The business community intervened in a bid to improve relations between nationalists and the Apprentice Boys in the city.
"By devising a system that allowed for communication, that allowed for confidence building", Derry businessman Garvan O'Doherty told UTV.
"And also, you know, maybe people have to give up certain aspects of territory to gain other aspects of territory."
"It's important we work off a clean sheet whereby all the prejudices of the past are left behind and we work towards the future."
But Garvaghy Road Residents have said the proposal was unsuccessfully put forward by the British government over 10 years ago.
"That proposal was withdrawn by the British Government as unworkable when it was shown that the representation on such a political and civic forum would, in fact, have favoured the pro-Orange Order lobby and placed nationalists in Portadown at a distinct disadvantage", a spokesman for the Garvaghy Road Residents said.
"The Derry model didn't have to deal with parades that were going directly through the Creggan or the Bogside, unlike here where the parade is going through 100% residential nationalist community," Breandan MacCionnaith told UTV.

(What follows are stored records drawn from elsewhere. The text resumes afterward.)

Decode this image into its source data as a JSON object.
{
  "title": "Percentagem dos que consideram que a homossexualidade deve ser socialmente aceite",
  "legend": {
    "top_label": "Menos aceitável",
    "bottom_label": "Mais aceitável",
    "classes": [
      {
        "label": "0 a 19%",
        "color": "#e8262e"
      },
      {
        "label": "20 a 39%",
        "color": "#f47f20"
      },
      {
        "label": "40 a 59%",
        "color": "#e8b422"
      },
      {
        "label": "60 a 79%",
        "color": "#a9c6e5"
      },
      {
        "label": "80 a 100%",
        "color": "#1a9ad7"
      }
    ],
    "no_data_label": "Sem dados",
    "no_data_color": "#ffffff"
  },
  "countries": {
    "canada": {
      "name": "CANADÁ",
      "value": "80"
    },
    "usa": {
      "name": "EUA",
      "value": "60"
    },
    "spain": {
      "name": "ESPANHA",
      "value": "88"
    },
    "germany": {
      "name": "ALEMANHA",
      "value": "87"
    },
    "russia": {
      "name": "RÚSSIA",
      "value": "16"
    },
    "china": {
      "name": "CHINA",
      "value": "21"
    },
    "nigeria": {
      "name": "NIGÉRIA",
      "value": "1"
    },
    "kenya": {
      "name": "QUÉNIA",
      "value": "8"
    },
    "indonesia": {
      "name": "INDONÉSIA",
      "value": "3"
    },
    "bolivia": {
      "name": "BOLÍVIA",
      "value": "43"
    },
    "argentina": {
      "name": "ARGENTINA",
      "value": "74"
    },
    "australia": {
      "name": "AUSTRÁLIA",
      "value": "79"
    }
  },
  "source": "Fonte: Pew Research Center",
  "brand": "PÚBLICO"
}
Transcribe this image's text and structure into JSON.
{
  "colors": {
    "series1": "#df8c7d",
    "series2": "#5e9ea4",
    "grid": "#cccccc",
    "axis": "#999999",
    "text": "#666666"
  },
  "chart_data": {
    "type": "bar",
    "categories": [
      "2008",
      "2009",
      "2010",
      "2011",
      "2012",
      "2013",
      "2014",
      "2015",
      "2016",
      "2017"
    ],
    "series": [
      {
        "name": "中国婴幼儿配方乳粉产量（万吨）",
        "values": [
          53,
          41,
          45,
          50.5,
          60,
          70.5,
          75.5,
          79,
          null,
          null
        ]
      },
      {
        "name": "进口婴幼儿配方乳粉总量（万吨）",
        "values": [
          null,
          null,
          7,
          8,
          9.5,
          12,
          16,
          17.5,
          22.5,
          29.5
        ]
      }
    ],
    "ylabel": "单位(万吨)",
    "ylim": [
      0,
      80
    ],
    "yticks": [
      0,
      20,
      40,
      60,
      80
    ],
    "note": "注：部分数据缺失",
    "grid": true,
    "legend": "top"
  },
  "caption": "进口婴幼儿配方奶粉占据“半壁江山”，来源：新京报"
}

The residents insist the Parades Commission has helped improve the situation since the end of the bitter Drumcree dispute which brought Northern Ireland to the brink at the end of the 1990s.
"The rerouting of contentious marches away from the Garvaghy Road and Obins Street by the Parades Commission has meant that our community - and the wider community - has enjoyed successive peaceful summers", residents claimed.
But north Belfast DUP MLA Nelson McCausland is calling for a new and fair system.
"It is quite clear that the Parades Commission has failed", he told UTV.
"What we need now is a new start, a new system, a new structure that will produce a fair system and fair outcomes in regard to parades."